PERSONNEL D’ADF
Alors que le groupe Wagner de Russie étend sa portée en Afrique, avec des promesses de sécurité et de soutien aux chefs autoritaires, les pays qui avaient invité les mercenaires souffrent d’une hausse d’exploitation, violence et instabilité.
Du Soudan en 2017 au Burkina Faso en janvier 2024,
la formule du groupe est simple : cibler les régimes autoritaires précaires, promettre de protéger leur souveraineté, puis lancer une campagne d’exploitation lucrative qui évoque le colonialisme, même selon l’admission du gouvernement russe.
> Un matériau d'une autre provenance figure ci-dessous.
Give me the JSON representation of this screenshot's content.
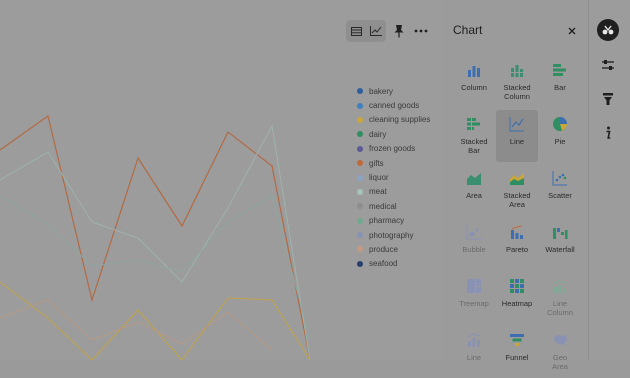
{
  "panel": {
    "title": "Chart"
  },
  "icons": {
    "table": "table-icon",
    "line_chart": "line-chart-icon",
    "pin": "pin-icon",
    "more": "ellipsis-icon",
    "close": "close-icon",
    "rail": [
      "chart-settings-icon",
      "sliders-icon",
      "funnel-filter-icon",
      "info-icon"
    ]
  },
  "legend": [
    {
      "label": "bakery",
      "color": "#2f5f9e"
    },
    {
      "label": "canned goods",
      "color": "#3d7fbf"
    },
    {
      "label": "cleaning supplies",
      "color": "#c9a63a"
    },
    {
      "label": "dairy",
      "color": "#2f8e62"
    },
    {
      "label": "frozen goods",
      "color": "#5c5a96"
    },
    {
      "label": "gifts",
      "color": "#c06a3a"
    },
    {
      "label": "liquor",
      "color": "#8aa4c4"
    },
    {
      "label": "meat",
      "color": "#a6c0ba"
    },
    {
      "label": "medical",
      "color": "#8e8e8e"
    },
    {
      "label": "pharmacy",
      "color": "#6fa98e"
    },
    {
      "label": "photography",
      "color": "#8a92b4"
    },
    {
      "label": "produce",
      "color": "#c49a82"
    },
    {
      "label": "seafood",
      "color": "#263f6e"
    }
  ],
  "chart_types": [
    {
      "label": "Column",
      "icon": "column-chart-icon",
      "selected": false,
      "disabled": false,
      "color": "#3d6fb0"
    },
    {
      "label": "Stacked Column",
      "icon": "stacked-column-icon",
      "selected": false,
      "disabled": false,
      "color": "#3a8f70"
    },
    {
      "label": "Bar",
      "icon": "bar-chart-icon",
      "selected": false,
      "disabled": false,
      "color": "#2f8e62"
    },
    {
      "label": "Stacked Bar",
      "icon": "stacked-bar-icon",
      "selected": false,
      "disabled": false,
      "color": "#2f8e62"
    },
    {
      "label": "Line",
      "icon": "line-chart-icon",
      "selected": true,
      "disabled": false,
      "color": "#3d6fb0"
    },
    {
      "label": "Pie",
      "icon": "pie-chart-icon",
      "selected": false,
      "disabled": false,
      "color": "#2f8e62"
    },
    {
      "label": "Area",
      "icon": "area-chart-icon",
      "selected": false,
      "disabled": false,
      "color": "#3a8f70"
    },
    {
      "label": "Stacked Area",
      "icon": "stacked-area-icon",
      "selected": false,
      "disabled": false,
      "color": "#c9a63a"
    },
    {
      "label": "Scatter",
      "icon": "scatter-chart-icon",
      "selected": false,
      "disabled": false,
      "color": "#3d6fb0"
    },
    {
      "label": "Bubble",
      "icon": "bubble-chart-icon",
      "selected": false,
      "disabled": true,
      "color": "#8a92b4"
    },
    {
      "label": "Pareto",
      "icon": "pareto-chart-icon",
      "selected": false,
      "disabled": false,
      "color": "#3d6fb0"
    },
    {
      "label": "Waterfall",
      "icon": "waterfall-chart-icon",
      "selected": false,
      "disabled": false,
      "color": "#2f8e62"
    },
    {
      "label": "Treemap",
      "icon": "treemap-icon",
      "selected": false,
      "disabled": true,
      "color": "#8a92b4"
    },
    {
      "label": "Heatmap",
      "icon": "heatmap-icon",
      "selected": false,
      "disabled": false,
      "color": "#2f8e62"
    },
    {
      "label": "Line Column",
      "icon": "line-column-icon",
      "selected": false,
      "disabled": true,
      "color": "#7fa895"
    },
    {
      "label": "Line",
      "icon": "line-stacked-icon",
      "selected": false,
      "disabled": true,
      "color": "#8a92b4"
    },
    {
      "label": "Funnel",
      "icon": "funnel-chart-icon",
      "selected": false,
      "disabled": false,
      "color": "#3d6fb0"
    },
    {
      "label": "Geo Area",
      "icon": "geo-area-icon",
      "selected": false,
      "disabled": true,
      "color": "#8a92b4"
    }
  ]
}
Jack Watling, expert de la guerre terrestre au Royal United Services Institute (RUSI), a déclaré à la BBC : « Le récit promu par la Russie est de dire que les états occidentaux poursuivent une attitude fondamentalement coloniale. C’est très ironique parce que l’approche russe, qui consiste à isoler ces régimes, capturer leurs élites et extraire leurs ressources naturelles, est tout à fait coloniale. »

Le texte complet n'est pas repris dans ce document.